The sample size was 418 respondents, all Muslims, across diverse demographic profiles. A 10-point staple scale (-5 to +5) was used to find out the most credible leadership to represent the community. The survey reveals that local imam and Madrassa teacher enjoy the highest credibility with 4.0 rating on a scale of 1 to 5.
One of the respondents said: “At least, we are connected with our Deen (religion) thanks to them and their selfless service that too at a very meager salary.” 65% of the mosque imam’s salary is below Rs 7,000 per month. Many supplement their meager salary by doing some odd jobs. One of the Imams sells Attar and perfumes outside the mosque. Another imam repairs watches. Yet another imam is working as a watchman in a shopping complex.
Politicians at the Bottom
The lowest rating in the survey, not surprisingly, is that of Muslim politicians and Muslim political parties at -4. The reason given by a large number of respondents in the survey is that Muslim politicians have become extremely rich, have fancy cars and large properties.

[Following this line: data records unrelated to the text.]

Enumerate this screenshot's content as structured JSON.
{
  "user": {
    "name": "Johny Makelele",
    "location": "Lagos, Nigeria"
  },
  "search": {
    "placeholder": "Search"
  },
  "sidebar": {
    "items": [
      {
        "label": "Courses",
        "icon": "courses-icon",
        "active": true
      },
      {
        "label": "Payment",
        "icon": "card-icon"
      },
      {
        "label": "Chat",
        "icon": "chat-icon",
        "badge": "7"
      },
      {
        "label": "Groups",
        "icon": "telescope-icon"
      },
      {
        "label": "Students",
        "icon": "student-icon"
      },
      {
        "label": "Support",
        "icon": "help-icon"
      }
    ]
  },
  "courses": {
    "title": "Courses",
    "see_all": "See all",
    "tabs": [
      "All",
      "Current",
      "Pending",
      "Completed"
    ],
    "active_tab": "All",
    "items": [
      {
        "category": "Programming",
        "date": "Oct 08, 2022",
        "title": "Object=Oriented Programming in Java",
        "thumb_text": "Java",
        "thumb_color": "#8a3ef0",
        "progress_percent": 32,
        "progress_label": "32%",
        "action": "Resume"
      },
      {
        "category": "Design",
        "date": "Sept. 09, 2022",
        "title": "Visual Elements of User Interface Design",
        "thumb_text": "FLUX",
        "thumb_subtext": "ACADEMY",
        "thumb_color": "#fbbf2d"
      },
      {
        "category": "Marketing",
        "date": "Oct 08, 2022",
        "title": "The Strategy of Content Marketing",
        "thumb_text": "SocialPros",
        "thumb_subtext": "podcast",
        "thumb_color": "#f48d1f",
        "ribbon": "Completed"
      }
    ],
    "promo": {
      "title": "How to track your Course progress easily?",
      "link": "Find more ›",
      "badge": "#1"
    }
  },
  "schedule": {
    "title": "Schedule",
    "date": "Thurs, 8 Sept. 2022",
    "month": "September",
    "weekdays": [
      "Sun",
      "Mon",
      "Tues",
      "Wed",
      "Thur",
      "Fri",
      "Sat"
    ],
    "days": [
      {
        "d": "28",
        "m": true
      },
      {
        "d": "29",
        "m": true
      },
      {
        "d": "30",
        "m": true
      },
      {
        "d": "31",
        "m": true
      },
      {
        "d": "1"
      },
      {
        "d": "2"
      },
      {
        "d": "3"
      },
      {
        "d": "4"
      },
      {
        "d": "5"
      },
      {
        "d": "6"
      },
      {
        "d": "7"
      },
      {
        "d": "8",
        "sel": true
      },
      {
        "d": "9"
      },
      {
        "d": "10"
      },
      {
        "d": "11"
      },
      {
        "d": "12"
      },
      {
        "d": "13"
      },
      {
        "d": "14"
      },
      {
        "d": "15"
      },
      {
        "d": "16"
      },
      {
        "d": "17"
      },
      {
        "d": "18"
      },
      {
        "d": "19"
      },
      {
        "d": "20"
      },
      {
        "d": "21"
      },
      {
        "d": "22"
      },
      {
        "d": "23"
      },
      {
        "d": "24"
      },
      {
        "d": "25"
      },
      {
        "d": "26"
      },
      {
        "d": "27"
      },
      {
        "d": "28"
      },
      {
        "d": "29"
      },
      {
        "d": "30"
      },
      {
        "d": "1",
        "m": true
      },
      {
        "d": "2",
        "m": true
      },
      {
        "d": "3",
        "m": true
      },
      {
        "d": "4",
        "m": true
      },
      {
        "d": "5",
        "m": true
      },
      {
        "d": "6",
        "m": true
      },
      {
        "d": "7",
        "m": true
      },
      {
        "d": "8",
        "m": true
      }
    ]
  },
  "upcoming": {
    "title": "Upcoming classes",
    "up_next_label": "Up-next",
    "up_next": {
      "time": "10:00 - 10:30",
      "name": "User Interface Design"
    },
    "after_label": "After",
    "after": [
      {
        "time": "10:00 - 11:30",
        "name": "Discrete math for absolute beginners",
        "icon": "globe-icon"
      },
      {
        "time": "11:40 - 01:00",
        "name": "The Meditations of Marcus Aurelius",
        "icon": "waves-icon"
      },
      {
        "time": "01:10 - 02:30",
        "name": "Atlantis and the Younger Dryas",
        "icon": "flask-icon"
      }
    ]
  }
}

Their contribution is minimum for the community’s welfare. The image of Muslim politician is of a person who is more interested in Vasuli (Recovery) than community support. The Muslim politicians have all lost their credibility by solely relying on emotional issues without doing any grass-root work in their constituencies. Those who have grass-root work they always get the support in the form of community votes irrespective of the political party they represent or join.
The second rank, according to survey, with 3.5 rating, is that of local social workers who are selflessly working through small welfare committees at the mohalla level. The range of social work these local committees offer includes, educational scholarship, free coaching, human rights issues, legal aid, working amongst prisoners, healthcare, matrimonial services, social and psychological counseling, entrepreneurial development etc. They offer these services while working at a very meager salary.
Islamic or religious organizations, ranked sixth with a rating of 2.0, have lost their prime position. Still, they have tremendous following. These organizations are fighting the survival battle as they have not been able to upgrade themselves and are failing to attract the younger generation.
Majority of Islamic or religious organizations are still relying on old literature which has become more or less outdated. None of these Islamic or religious organizations have introduced path-breaking literature, philosophy or methodology which can attract young Muslim masses in large numbers.
Changing Role of Muslim Organizations
Organizations representing the community at the national or regional level is ranked seventh with the rating of 1.5. These organizations are very fast losing their credibility as most of the time they are dormant and lack imagination and innovations in tackling the issues which they claim represents the community. Infighting and political ambitions of a few within the rank of these organizations have led to the decline in their credibility.
Those who have got negative ratings include leaders and trustees who are in possession of Wakf properties with rating of -.2 The general image is that thousand of crores worth Wakf properties are being siphoned off for personal use without any benefit to the community.
The rating of Muslim intelligentsia (professionals, influential and educated Muslims and with lots of clout in social circles) is also negative with -1. Reasons given by the respondents are that their knowledge of Islam is superficial; they are self centered, media oriented and away from the community mainstream.
High and mid level Muslim Government servants and Muslim Bureaucrats are also negatively ranked with -1 rating. According to respondents that are more concerned about their job and hardly participate in the community projects.
Thus the trends indicate a discernible shift in the approach of the community towards emotional and political issues and acceptance of non-glamorous leadership at the grass-root level. It’s a positive development which will benefits India’s Muslims in the long run.